Deux bâtiments en un seul

Son bâtiment amorti, il fait le choix de partir d'une page blanche pour doubler la taille de son élevage. "Je voulais aussi lui donner une taille suffisante pour le rendre reprenable". Il commence par visiter quelques élevages aux Pays-Bas, au Danemark... et décide lui-même de l'outil qu'il veut pour travailler. Première surprise : les dimensions généreuses du bâtiment, qui affiche 22 mètres de large et une surface de 2 200 m² pour abriter 18 000 poules. "En fait, j'ai décidé de mettre deux bâtiments dans le même". Une impression qui s'accentue encore à la visite, quand on découvre les rangées de pondoirs, au centre et de chaque côté du bâtiment. "Où qu'elles soient, les poules verront un pondoir à droite, un autre à gauche et non plus un mur de l'un des côtés. Ça devrait limiter le nombre d'œufs au sol", espère l'éleveur, qui compte gagner en qualité d'œufs et en temps passé à cette tâche astreignante.

Un bâtiment, deux lots

Autre innovation : l'aliment sera distribué indépendamment au niveau de chaque parc, grâce à un système VDL assez peu répandu pour le moment. "Chaque lot pourra ainsi être géré différemment, en fonction des résultats de ponte, précise Romain Guillet, directeur de Doux accouvage.
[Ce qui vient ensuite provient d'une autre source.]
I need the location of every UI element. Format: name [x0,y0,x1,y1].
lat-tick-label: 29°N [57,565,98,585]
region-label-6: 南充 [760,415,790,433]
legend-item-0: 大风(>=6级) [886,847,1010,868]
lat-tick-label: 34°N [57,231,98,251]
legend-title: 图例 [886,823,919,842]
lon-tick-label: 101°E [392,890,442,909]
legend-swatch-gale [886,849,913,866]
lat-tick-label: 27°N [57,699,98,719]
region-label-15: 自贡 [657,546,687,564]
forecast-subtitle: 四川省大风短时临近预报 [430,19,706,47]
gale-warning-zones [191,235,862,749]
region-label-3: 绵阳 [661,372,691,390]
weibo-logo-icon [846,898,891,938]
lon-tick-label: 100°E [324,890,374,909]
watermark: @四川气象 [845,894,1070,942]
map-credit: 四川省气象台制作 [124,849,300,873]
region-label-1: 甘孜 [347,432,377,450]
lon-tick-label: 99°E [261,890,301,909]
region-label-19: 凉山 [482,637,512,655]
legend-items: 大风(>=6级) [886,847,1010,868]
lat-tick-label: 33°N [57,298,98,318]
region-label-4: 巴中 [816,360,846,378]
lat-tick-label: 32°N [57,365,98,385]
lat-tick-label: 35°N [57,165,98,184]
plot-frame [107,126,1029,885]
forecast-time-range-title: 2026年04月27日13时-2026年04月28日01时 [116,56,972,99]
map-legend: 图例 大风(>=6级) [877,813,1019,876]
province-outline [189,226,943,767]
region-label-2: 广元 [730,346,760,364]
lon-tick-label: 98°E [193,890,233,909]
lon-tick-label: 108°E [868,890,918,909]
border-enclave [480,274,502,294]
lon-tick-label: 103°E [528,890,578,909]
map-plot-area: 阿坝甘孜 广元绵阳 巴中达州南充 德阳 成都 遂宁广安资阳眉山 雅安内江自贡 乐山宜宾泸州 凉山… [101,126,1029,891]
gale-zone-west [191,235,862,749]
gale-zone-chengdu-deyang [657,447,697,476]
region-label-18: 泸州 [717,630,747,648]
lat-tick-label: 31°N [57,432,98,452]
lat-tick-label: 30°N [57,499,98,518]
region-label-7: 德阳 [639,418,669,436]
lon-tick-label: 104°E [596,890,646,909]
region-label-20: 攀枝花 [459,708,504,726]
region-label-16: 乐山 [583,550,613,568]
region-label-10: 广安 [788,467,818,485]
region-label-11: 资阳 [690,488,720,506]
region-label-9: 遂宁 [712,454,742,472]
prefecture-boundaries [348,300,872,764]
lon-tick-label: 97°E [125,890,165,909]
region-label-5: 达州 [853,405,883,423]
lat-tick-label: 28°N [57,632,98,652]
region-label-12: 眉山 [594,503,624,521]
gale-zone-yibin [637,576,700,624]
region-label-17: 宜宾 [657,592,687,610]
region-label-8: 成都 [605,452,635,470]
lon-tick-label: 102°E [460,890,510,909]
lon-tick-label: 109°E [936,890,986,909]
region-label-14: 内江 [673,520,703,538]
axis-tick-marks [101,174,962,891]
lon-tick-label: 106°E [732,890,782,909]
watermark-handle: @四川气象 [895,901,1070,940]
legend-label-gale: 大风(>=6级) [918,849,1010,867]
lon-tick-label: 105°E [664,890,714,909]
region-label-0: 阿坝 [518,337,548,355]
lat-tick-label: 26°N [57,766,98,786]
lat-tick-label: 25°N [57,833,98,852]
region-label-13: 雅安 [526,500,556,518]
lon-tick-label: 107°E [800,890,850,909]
Et les poules devraient être plus homogènes". La distribution se fera sur la longueur, les animaux ayant accès aux deux côtés de la mangeoire, au même moment pour les poules, qui disposeront de trois chaînes, et les coqs, qui en auront une, positionnée au milieu. "Ça permettra une meilleure répartition des animaux et plus d'œufs fertiles", espère l'éleveur.

Ventiler différemment en été et en hiver

La gestion de l'ambiance du bâtiment a aussi été pensée dans ses moindres détails. "En hiver, la ventilation sera haute, avec 96 trappes sur les côtés et cinq extracteurs au plafond, détaille Alain Guéguen. En été, huit turbines au pignon prendront le relais". L'éclairage est assuré par des Led, permettant de l'ajuster aux besoins grâce à une cinquantaine de tubes.

Avec 625 000 €, l'investissement est conséquent. "Mais négocier avec des entreprises locales nous a permis de sérieuses économies", chiffre l'éleveur, qui a lui-même réinstallé les pondoirs de son ancien bâtiment sur les côtés du nouveau. "Un contrat de dix ans nous lie à l'éleveur, rajoute Romain Guillet. Et Doux a pris à sa charge 25 % du coût".